2010: the economic situation

As the new year kicks off, I’ve been trying to think of a way to explain the present economic situation in a simple and graphical manner that would not only illustrate the precarious nature of the US economy, but also explain my negative perspective on its prospects as well as the positive GDP reports and expectations on the part of mainstream economists. After wasting a fair amount of time poring over the usual BEA and BLS reports, I realized that because my analyses are primarily predicated upon debt, the only thing that made sense was to go back to the Fed’s quarterly Z1 report and look more closely at the sector data.  I have to confess that when the third quarter report came out a few weeks ago, I was surprised it did not show more contraction in the third quarter; total credit market debt only declined a further $113 billion from the revised Q1 2009 peak of $52.9 trillion.  The net contraction to date has only been 0.53%, which seemed weirdly small when the 8.7% contraction in commercial bank loans over the same period was taken into account.

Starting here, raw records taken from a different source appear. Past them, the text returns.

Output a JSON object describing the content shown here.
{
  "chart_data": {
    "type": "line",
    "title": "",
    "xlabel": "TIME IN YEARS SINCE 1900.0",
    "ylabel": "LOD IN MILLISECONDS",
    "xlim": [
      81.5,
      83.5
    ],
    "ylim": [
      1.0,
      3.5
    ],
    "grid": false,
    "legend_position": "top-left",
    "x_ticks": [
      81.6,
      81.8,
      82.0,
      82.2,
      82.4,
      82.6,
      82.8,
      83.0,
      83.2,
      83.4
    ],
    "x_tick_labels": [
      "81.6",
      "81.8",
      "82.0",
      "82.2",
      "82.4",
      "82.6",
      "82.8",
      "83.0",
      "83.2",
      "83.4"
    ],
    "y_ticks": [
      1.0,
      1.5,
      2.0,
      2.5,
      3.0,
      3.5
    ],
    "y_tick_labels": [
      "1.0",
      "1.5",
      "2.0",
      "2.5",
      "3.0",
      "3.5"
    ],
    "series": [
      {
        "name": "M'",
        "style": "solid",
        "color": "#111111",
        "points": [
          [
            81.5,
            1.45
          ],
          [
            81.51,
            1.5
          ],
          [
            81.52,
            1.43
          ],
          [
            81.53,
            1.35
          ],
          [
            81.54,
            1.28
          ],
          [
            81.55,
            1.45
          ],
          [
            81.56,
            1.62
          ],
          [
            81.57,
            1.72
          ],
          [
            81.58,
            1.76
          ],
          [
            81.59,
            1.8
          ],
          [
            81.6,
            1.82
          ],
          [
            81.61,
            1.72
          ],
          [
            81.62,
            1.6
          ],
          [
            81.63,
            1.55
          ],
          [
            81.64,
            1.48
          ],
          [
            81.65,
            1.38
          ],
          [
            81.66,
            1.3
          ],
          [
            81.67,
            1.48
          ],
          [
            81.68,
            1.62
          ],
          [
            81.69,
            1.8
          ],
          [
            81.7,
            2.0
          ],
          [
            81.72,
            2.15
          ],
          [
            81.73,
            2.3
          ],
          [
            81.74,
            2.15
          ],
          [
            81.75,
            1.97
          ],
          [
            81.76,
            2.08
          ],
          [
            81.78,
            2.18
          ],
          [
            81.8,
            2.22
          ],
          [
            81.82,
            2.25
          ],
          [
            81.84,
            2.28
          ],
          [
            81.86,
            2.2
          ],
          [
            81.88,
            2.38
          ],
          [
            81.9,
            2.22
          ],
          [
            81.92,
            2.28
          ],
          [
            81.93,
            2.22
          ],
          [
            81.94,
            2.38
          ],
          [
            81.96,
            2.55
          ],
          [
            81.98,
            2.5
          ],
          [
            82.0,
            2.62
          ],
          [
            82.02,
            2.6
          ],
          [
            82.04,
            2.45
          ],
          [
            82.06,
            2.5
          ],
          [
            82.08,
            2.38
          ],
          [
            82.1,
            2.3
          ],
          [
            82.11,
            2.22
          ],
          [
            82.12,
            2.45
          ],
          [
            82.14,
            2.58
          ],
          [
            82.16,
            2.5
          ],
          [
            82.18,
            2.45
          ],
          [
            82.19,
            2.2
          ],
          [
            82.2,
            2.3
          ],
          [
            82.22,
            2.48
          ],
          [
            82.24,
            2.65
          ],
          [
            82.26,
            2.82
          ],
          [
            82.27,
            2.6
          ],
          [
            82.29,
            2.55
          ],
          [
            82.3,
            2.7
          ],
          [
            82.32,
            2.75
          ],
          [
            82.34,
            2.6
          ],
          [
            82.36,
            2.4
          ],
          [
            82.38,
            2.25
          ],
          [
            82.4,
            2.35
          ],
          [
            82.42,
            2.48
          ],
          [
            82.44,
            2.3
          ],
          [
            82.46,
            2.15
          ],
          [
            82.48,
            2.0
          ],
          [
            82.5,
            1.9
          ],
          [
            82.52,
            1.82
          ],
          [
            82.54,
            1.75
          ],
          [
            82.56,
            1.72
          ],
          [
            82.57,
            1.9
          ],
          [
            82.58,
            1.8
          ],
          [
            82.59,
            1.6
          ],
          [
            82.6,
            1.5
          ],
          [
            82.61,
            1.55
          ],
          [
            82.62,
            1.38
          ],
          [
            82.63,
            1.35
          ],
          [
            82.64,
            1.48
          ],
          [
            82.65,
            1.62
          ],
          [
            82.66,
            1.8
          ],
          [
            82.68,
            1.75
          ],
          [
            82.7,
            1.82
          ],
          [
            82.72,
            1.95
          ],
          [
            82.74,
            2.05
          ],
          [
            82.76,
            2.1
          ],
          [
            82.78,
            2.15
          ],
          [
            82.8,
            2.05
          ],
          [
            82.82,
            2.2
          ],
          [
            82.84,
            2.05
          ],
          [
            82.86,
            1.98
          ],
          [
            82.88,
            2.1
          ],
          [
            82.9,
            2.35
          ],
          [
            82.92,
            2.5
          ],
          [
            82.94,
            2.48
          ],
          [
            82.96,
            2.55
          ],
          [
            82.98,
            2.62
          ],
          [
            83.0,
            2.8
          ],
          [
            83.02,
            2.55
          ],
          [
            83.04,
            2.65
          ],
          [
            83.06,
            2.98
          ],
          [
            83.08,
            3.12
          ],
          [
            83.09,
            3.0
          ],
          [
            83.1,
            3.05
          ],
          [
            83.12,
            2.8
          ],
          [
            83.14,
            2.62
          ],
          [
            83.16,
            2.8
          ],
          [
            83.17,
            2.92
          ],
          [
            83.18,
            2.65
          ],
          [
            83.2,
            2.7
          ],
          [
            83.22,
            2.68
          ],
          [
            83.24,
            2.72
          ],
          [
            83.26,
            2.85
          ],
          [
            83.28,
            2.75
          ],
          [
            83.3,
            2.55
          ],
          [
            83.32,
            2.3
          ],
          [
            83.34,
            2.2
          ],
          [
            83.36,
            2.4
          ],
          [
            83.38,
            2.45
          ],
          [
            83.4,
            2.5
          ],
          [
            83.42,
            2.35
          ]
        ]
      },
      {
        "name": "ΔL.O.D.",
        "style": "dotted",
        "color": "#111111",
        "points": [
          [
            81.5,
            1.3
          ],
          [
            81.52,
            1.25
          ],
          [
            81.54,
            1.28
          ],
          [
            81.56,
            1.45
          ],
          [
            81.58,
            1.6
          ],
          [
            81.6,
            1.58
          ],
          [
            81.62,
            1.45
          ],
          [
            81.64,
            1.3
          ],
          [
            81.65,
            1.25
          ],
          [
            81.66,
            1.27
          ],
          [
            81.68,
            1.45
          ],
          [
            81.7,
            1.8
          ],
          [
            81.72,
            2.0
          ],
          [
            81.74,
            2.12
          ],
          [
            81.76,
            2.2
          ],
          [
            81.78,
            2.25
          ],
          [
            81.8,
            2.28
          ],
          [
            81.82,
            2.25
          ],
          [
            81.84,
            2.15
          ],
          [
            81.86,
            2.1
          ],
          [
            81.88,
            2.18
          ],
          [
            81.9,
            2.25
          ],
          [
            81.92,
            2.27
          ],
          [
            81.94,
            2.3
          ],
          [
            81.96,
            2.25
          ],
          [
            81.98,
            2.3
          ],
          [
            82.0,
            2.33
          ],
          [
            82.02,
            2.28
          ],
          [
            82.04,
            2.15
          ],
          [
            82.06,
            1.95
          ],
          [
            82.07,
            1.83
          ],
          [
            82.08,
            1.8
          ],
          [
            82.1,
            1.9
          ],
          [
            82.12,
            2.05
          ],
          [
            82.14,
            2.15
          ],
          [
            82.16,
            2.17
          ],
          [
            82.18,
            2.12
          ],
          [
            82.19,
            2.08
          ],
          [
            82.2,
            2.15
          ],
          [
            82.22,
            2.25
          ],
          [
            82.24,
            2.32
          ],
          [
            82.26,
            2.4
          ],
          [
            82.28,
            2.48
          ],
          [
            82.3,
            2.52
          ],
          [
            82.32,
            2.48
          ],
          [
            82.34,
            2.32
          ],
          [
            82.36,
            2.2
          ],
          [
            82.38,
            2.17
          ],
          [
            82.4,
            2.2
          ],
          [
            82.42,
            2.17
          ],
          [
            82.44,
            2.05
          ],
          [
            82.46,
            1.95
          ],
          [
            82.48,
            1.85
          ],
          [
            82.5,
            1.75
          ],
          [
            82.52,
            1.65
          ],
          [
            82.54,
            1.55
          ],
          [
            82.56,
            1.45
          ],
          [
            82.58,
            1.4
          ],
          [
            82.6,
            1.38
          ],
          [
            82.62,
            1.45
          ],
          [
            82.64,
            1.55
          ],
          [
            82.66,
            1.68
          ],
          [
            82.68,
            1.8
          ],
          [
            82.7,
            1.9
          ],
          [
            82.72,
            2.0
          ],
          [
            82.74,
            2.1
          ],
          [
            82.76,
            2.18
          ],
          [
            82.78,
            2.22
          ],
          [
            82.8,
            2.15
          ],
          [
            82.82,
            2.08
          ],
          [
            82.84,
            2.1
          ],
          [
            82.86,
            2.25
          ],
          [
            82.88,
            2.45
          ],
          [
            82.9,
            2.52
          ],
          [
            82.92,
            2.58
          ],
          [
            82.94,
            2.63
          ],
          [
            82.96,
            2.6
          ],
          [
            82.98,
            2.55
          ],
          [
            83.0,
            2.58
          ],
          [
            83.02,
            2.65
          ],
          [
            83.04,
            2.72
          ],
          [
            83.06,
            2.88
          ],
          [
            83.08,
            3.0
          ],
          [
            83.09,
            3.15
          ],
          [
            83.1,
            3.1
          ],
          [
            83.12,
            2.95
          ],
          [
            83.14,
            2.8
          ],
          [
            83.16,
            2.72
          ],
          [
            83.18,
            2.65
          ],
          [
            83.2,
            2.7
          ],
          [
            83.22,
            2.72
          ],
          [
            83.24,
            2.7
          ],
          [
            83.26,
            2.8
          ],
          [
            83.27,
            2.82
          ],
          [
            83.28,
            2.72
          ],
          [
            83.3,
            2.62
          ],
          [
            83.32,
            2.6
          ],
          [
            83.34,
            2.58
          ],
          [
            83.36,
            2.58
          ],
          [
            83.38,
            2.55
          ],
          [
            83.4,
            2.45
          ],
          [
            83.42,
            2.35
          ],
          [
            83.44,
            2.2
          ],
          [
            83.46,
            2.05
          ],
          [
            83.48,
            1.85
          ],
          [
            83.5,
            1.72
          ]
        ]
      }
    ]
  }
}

But a look at the various credit sectors usefully clarifies this apparent dichotomy.  As the chart below shows, household debt reached its peak in the third quarter of 2008 and is down 1.75% since then.  The financial sector began reducing its outstanding debt a quarter later than the households, but is deleveraging much faster as its debt has fallen 5.93% from the Q408 peak.  Corporate debt has remained essentially flat since 2008, but the Federal government has, for the time being, been able to fill in the entire credit gap by increasing its outstanding debt by nearly one-third, 30.1%, in the four quarters since Q308!  State and local government debt has also increased, but by close to an order of magnitude less at 3.25%.  So, the reason we have not yet seen any significant effects of the debt-deleveraging in the household (-$242.8 billion) and financial (-$873.7 billion) sectors in the wider economy is because the Federal government has taken on an additional $1,743.4 billion of debt plus another $72.4 billion from the state and local governments to counter that contraction of credit.

So, the questions raised by this analysis are:  a) can the various levels of government continue to increase their outstanding debts faster than household, corporate, and financial debts decline, b) how long can the various levels of government continue to increase their debts, c) when will household, corporate, and financial debt stop contracting?  As of today, January 1st, 2010, the answers appear to be: a) No, the disparity of debt levels renders this impractical, if not impossible, especially since the early data indicates that household and financial debt is still declining. b) Probably not beyond the second quarter of 2010.  State and local tax revenues fell precipitously in 2009, many state and local governments are already on the verge of bankruptcy and the White House is already talking about attempting to reduce the 2010 deficit. c) given the growing number of mortgage and credit card payments reaching 60 and 90 days late, there is no sign of this happening in 2010.  In fact, much of the 2009 contraction that should have happened due to foreclosures and defaults has not yet been recorded on the books thanks to the extend-and-pretend policy presently in place.

The White House and the Federal Reserve are gambling that the contraction of household and financial sector debt will end before time runs out on their ability to increase Federal debt enough to compensate for that contraction.  But despite a panoply of credit-creation programs, changes to accounting laws, and regulatory easing, they are running out of time and there are still no signs of any further appetite for debt on the part of consumers or financial institutions.  The brief uptick in total bank loans from the middle of October to the middle of November has already given back its gains; TOTLL was still down 8.01% as of the most recent report on December 16th.  Therefore, I conclude that the White House already knows it lost its credit gamble, which is why it is now preparing the $4 trillion SuperTARP bill known as HR 4173.

Calculated Risk’s readers would appear to share my pessimism regarding the 2010 outlook, as 57% expect the economy to fall back into contraction.